On a funeral choir and a German nun


In a parish where I served as a deacon there was a funeral choir, a group of elderly volunteers who provided the music for every single funeral. The only prerequisite to being in the funeral choir was that the members couldn't be dead themselves, although I suspect that would have probably been waived if a corpse could have somehow managed to get up to the choir loft. The choir's director and organist was a walking stereotype named Sister Beatrice Hess, a frightfully severe nun whom the junior high kids called Rudolph. A self-taught organist, Sister was very proud of her skills. “I can play any piece of music usink only 'ze vite keysss,” she would boast in an accent as strong as the scent of braunschweiger left too long in the sun. This meant that basically everything was in the key of C whether it was written that way or not, and Sister expected the poor funeral choir – already not the most polished of groups – to have to hit notes so low that Vladimir Pasyoukov (Google him) would growl or so high that Alessandro Moreschi (Google him too) would have to tighten his belt to reach them.

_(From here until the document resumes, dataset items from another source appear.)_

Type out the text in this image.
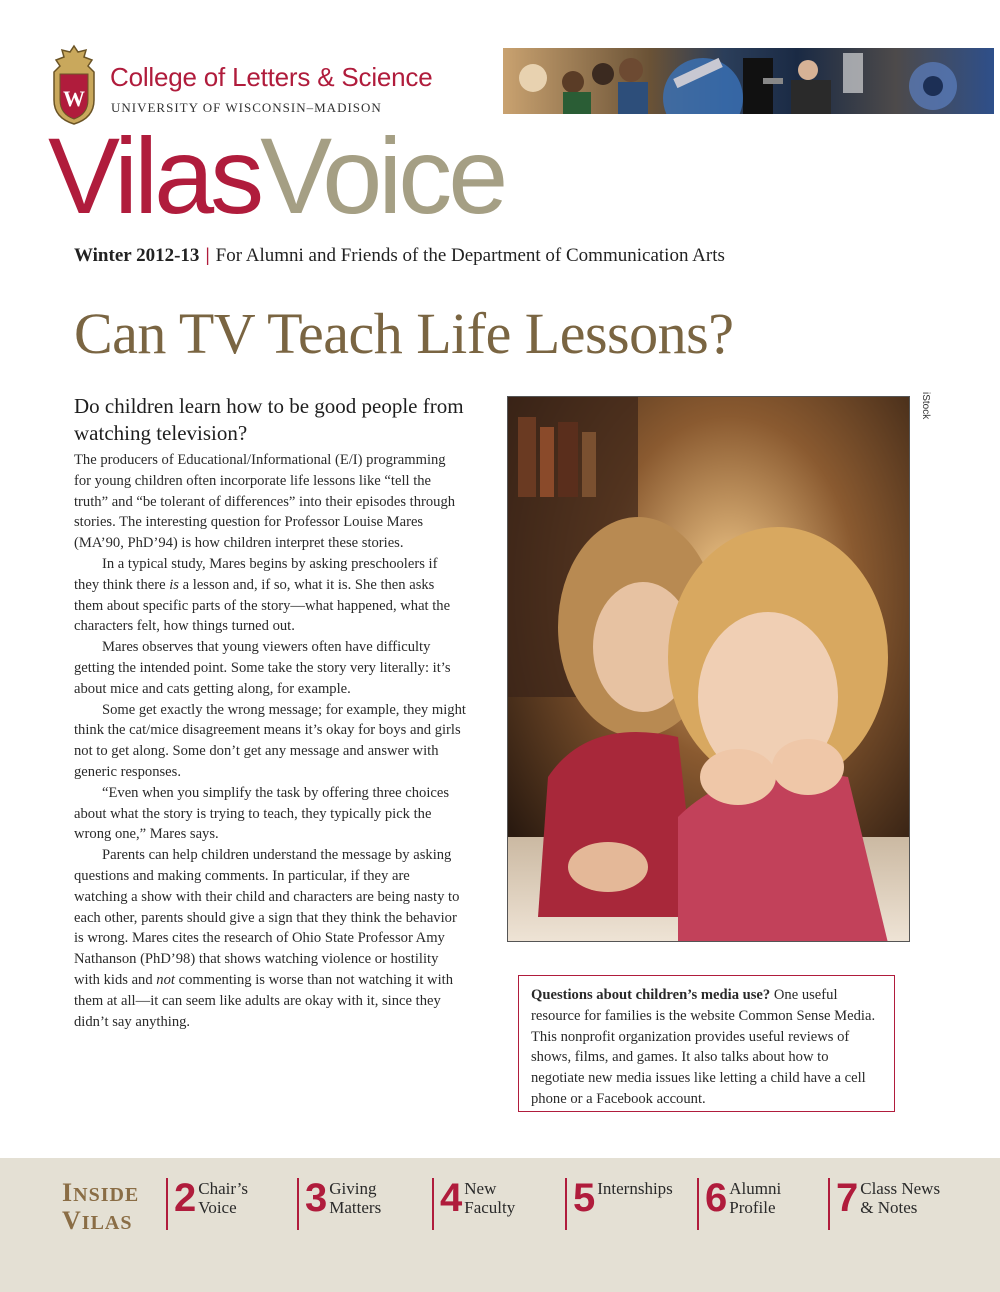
W
College of Letters & Science
UNIVERSITY OF WISCONSIN–MADISON
VilasVoice
Winter 2012-13 | For Alumni and Friends of the Department of Communication Arts
Can TV Teach Life Lessons?
Do children learn how to be good people from watching television?

The producers of Educational/Informational (E/I) programming for young children often incorporate life lessons like “tell the truth” and “be tolerant of differences” into their episodes through stories. The interesting question for Professor Louise Mares (MA’90, PhD’94) is how children interpret these stories.

In a typical study, Mares begins by asking preschoolers if they think there is a lesson and, if so, what it is. She then asks them about specific parts of the story—what happened, what the characters felt, how things turned out.

Mares observes that young viewers often have difficulty getting the intended point. Some take the story very literally: it’s about mice and cats getting along, for example.

Some get exactly the wrong message; for example, they might think the cat/mice disagreement means it’s okay for boys and girls not to get along. Some don’t get any message and answer with generic responses.

“Even when you simplify the task by offering three choices about what the story is trying to teach, they typically pick the wrong one,” Mares says.

Parents can help children understand the message by asking questions and making comments. In particular, if they are watching a show with their child and characters are being nasty to each other, parents should give a sign that they think the behavior is wrong. Mares cites the research of Ohio State Professor Amy Nathanson (PhD’98) that shows watching violence or hostility with kids and not commenting is worse than not watching it with them at all—it can seem like adults are okay with it, since they didn’t say anything.

iStock
Questions about children’s media use? One useful resource for families is the website Common Sense Media. This nonprofit organization provides useful reviews of shows, films, and games. It also talks about how to negotiate new media issues like letting a child have a cell phone or a Facebook account.
INSIDE
VILAS
2 Chair’s
Voice 3 Giving
Matters 4 New
Faculty 5 Internships 6 Alumni
Profile 7 Class News
& Notes
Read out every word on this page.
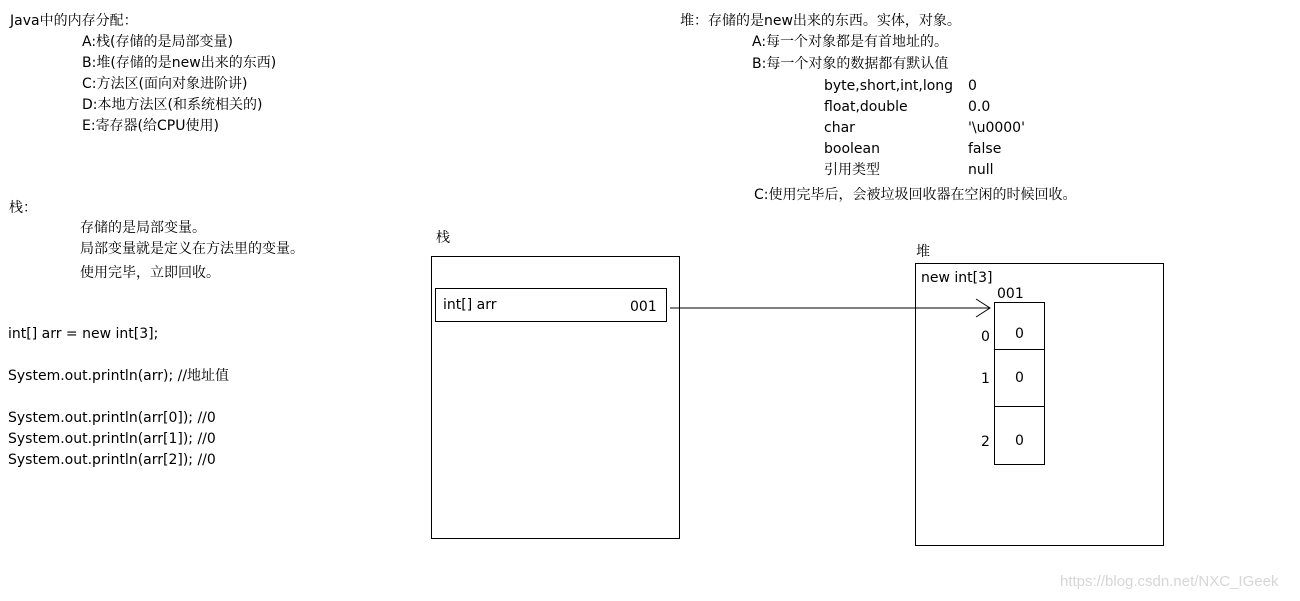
Java中的内存分配：
A:栈(存储的是局部变量)
B:堆(存储的是new出来的东西)
C:方法区(面向对象进阶讲)
D:本地方法区(和系统相关的)
E:寄存器(给CPU使用)
栈：
存储的是局部变量。
局部变量就是定义在方法里的变量。
使用完毕，立即回收。
int[] arr = new int[3];
System.out.println(arr); //地址值
System.out.println(arr[0]); //0
System.out.println(arr[1]); //0
System.out.println(arr[2]); //0
堆：存储的是new出来的东西。实体，对象。
A:每一个对象都是有首地址的。
B:每一个对象的数据都有默认值
byte,short,int,long 0
float,double	0.0
char	'\u0000'
boolean	false
引用类型	null
C:使用完毕后，会被垃圾回收器在空闲的时候回收。
栈
int[] arr	001
堆
new int[3]
001
0
0
0
0
1
2
https://blog.csdn.net/NXC_IGeek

Not long after I arrived in the parish a generous benefactor had left a bequest to redo the organ, and a transposer was installed so that with just a flick of a dial, Sister could play only 'ze vite keysss and the tunes played would be, if not exactly mellifluous, at least more or less in the key in which they were written. This would, in theory, aid the beleaguered funeral choir to produce something other than the usual exequiel ululation which startled many a mourner and challenged altar boys and new deacon alike to keep appropriately sombre straight faces during the rites. This was, however, just a theory, as although Sister did always manage to remember to transpose for the entrance (How Great Thou Art) she almost always forgot to readjust for the offertory, (I Am the Bread of Life), rendering that piece (which already requires a tessitura as wide as a barn door) positively un-singable. The funeral choir would try their best, but on the impossibly high third I will raise you up, it became too painful (for all involved) to continue, so they all just stopped, lest they did permanent damage, not only to their vocal chords but quite possibly to the eardrums of the mourners a well. Undaunted, Sister – with a Teutonic resolve that would have had Brünnhilde herself doffing her winged helmet in respect – would turn around from her perch at the organ and scream the words I WILL RAISE YOU UP, whilst more than one shocked mourner looked to the coffin, perhaps wondering if a voice which could raise the dead had, indeed, raised the dead.


I WILL RAISE YOU UP Sister screeched and, though there was certainly hurt and doubt and confusion present in that church, the conviction with which she caterwauled that line cut through it all to get to a most important point: this – this sadness, this grief, this confusion – would not have the final say. And though there were undoubtedly people in that church who were so lost in their sadness, grief and confusion that they themselves could not completely believe the words being yawped, there was no doubt that Sister Beatrice believed them. And that was something. Maybe it wasn't as comforting as being able to say the words themselves, but it was something.


Knowing that there are people like Sister Beatrice out there in the world, shouting to the very heavens when our own voices may fail us, can be a comfort. I. WILL. RAISE. YOU. UP. Such awareness – such connection – can offer us strength and hope until we feel ready to join in the song ourselves. In whatever way we can. And in whatever key.